На нескольких грузовиках спускались с гор фалангисты из Молодежного фронта. Они орали патриотические песни и размахивали разноцветными беретами.
— Ну, что станем делать, Антон? Поедем на метро или лучше купим пару сигарет? У меня осталась всего одна песета.
— Пошли пешком. Ночь отличная, а курить я тоже хочу.
У входа в метро они купили две сигары из мелкого табака. Торговка примостилась на последней ступеньке туннеля. На руках у нее спал ребенок. Папиросную бумагу они попросили у паренька, который вышел из метро.
— Огоньку тоже нужно? — предложил он.
— Нет, спасибо. Спички у нас есть.
По тротуару зигзагами шел пьяный и пел:
А у горбуна,
а у горбуна
и тут и там
торчит спина!
— Видал, Антон? По всему судя, рабочий. Часто я спрашиваю себя, а не горстка ли нас, не ведем ли мы разговоры только между собой, четырьмя друзьями. Думаешь, с ними что-нибудь можно сделать? А ведь таких, как он, полно.
— Нет, Хоакин. Здесь дело не только в отсутствии сознания. Надо смотреть в корень вещей.
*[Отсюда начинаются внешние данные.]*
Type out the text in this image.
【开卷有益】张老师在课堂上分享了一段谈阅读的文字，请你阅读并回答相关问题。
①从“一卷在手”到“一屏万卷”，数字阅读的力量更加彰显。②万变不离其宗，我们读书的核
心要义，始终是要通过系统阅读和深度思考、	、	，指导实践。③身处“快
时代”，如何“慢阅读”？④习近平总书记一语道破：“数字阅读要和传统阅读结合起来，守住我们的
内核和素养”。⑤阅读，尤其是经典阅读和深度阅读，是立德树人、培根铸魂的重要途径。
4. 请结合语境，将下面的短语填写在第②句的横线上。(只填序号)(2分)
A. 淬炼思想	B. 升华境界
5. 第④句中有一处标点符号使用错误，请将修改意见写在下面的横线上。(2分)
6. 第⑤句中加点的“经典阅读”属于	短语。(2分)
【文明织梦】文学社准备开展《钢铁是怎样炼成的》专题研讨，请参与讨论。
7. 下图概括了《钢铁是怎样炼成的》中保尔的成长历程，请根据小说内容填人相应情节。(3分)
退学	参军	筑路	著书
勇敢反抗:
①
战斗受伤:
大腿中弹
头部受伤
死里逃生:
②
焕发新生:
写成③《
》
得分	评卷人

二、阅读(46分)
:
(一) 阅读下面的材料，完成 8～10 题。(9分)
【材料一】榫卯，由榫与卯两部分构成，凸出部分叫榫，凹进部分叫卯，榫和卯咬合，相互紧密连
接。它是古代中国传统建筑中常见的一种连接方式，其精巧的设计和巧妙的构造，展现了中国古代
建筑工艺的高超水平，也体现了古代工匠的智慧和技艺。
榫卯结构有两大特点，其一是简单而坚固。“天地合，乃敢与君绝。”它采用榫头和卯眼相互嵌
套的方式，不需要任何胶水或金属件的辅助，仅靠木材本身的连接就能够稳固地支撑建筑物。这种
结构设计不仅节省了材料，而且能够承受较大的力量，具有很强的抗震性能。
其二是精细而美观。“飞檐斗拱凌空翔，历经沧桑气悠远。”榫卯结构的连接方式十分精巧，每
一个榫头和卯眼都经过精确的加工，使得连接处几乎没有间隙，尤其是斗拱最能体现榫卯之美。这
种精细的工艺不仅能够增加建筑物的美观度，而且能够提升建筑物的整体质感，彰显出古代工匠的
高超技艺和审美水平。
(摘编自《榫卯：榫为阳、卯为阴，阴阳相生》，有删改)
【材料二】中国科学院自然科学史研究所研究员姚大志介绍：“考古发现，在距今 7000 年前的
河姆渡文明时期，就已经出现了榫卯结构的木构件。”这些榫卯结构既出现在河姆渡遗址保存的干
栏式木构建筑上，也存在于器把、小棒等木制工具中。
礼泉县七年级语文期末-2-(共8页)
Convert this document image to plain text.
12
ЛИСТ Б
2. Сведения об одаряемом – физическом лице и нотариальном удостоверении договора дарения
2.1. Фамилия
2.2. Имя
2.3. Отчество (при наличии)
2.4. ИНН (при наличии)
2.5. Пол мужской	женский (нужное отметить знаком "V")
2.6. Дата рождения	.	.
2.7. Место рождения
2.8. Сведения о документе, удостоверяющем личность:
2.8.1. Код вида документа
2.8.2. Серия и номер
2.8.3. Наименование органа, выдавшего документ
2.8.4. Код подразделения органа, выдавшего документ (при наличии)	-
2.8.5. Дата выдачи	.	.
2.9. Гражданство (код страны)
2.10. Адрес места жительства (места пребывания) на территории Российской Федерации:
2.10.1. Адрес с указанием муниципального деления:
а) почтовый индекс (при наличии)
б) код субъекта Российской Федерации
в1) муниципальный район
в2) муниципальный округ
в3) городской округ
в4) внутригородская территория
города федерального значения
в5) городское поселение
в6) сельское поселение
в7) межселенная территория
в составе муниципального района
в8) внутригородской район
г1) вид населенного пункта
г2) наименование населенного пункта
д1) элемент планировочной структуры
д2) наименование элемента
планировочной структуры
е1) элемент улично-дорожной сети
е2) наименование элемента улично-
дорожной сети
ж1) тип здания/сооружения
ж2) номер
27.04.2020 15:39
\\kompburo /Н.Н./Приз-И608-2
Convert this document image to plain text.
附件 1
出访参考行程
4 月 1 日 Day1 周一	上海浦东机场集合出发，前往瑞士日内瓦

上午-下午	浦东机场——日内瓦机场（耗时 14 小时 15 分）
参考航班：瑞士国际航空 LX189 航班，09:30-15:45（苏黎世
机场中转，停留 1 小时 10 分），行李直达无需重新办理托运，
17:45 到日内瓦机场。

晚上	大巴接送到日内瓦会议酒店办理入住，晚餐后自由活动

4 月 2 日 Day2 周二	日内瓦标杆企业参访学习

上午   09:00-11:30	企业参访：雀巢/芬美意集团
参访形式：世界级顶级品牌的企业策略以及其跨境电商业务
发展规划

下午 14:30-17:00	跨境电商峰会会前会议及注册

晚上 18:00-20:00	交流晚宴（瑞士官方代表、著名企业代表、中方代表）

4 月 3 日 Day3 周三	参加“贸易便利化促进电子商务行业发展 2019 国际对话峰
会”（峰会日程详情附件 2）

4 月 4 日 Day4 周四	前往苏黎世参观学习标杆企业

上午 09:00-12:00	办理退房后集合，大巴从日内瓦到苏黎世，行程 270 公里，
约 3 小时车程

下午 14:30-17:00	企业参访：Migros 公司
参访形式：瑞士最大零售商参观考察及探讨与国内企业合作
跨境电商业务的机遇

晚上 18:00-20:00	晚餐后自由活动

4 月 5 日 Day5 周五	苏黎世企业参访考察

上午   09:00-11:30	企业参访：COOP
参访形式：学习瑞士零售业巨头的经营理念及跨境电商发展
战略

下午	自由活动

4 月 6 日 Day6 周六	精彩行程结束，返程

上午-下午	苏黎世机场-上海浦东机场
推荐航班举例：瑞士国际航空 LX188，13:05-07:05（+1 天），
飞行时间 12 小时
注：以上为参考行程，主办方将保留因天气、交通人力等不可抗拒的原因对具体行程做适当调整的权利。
У нас в стране слишком круто завернули гайки. И особенно достается рабочему классу. Одно дело терпеть, а другое — действовать. Когда люди начинают действовать, они не думают о пьянстве. С людьми происходит то же, что со сталью, — ты знаешь это лучше меня. У одних одна закалка, у других другая, но все же чему-то она служит.